IFRS 9, Financial Instruments: Disclosure establishes a fair value hierarchy that prioritizes the input to valuation techniques used to measure fair value as follows:

  • Level 1 – quoted prices (unadjusted) in active markets for identical assets or liabilities; Level 2 – inputs other than quoted prices included in Level 1 that are observable for the asset or liability, either directly (i.e., as prices) or indirectly (i.e., derived from prices); and

  • Level 3 – inputs for the asset or liability that are not based on observable market data (unobservable inputs).

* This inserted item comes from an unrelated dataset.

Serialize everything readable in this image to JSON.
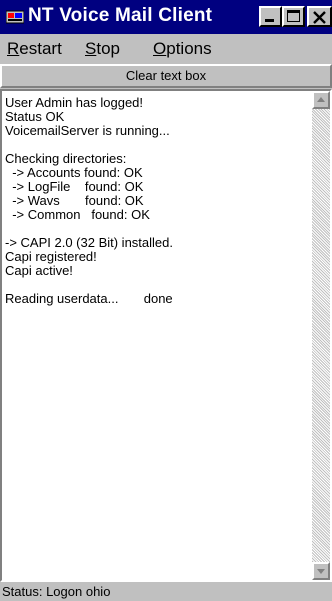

The Company has determined the estimated fair values of its financial instruments based upon appropriate valuation methodologies.

14. COMMITMENT

The Company entered into a lease agreement on May 1, 2020 for the rental of storage space in Reno, Nevada with a term that expires on April 30, 2022 with an option to renew the lease for a further term of 2 years expiring on April 30, 2024. The remaining rent payable under the lease is $29,688 (US$24,000) up until the lease expires.

15. SUPPLEMENTAL CASH FLOW INFORMATION

The Company’s non-cash investing and financing transactions are as follows:

June 30, June 30,
2021 2020
($) ($)
Amount transferred from reserves to share capital in connection with
exercise of RSUs. 90,562 -
Amount transferred from reserves to share capital in connection with
exercise of stock options. 26,850 -
Received short-term investments as an option payment against exploration
and evaluation assets. 365,843 334,550
Issuance of finders’ warrants in connection with non-brokered private
placement - 70,600
Issued common shares to Orea to settle Grid Note. 1,072,592 -
1,555,847 405,150

ALLEGIANT GOLD LTD. Notes to the Condensed Interim Consolidated Financial Statements Nine Month Period Ended June 30, 2021 (Unaudited - Expressed in Canadian Dollars)

16. SUBSEQUENT EVENTS

Subsequent to June 30, 2021, the Company:

  • a) completed a bought deal financing under a short form prospectus wherein it issued 12,500,000 units at a price of $0.40 per unit for aggregate proceeds of $5,000,000. Each unit consisted of a common share and one half of a common share purchase warrant which entitles the holder to acquire an additional common share at a price of $0.70 for a period of two years from the date of closing. The Company paid cash fees totalling $268,500 to the syndicate of Agents that completed the financing and issued a total of 296,250 Agent’s Warrants which are exercisable at $0.40 per share for a period of two years from the date of closing.

  • b) entered into a lease with option to purchase agreement to acquire certain mineral claims adjacent to the Eastside property. The Company will be required to issue US$60,000 in common shares to cover the first two years of lease payments. Subsequent annual lease payments will consist of a combination of cash and common share payments that escalate each year until 2027 and thereafter will be subject to a CPI adjustment. At any time the Company can exercise a purchase option to acquire 100% ownership of the claims by making a cash payment of US$750,000. The property is subject to a 3% NSR royalty which can be reduced to 1% by making cash payments totalling US$2,000,000.

  • c) issued 20,000 common shares pursuant to the exercise of share purchase warrants for aggregate proceeds of $8,000.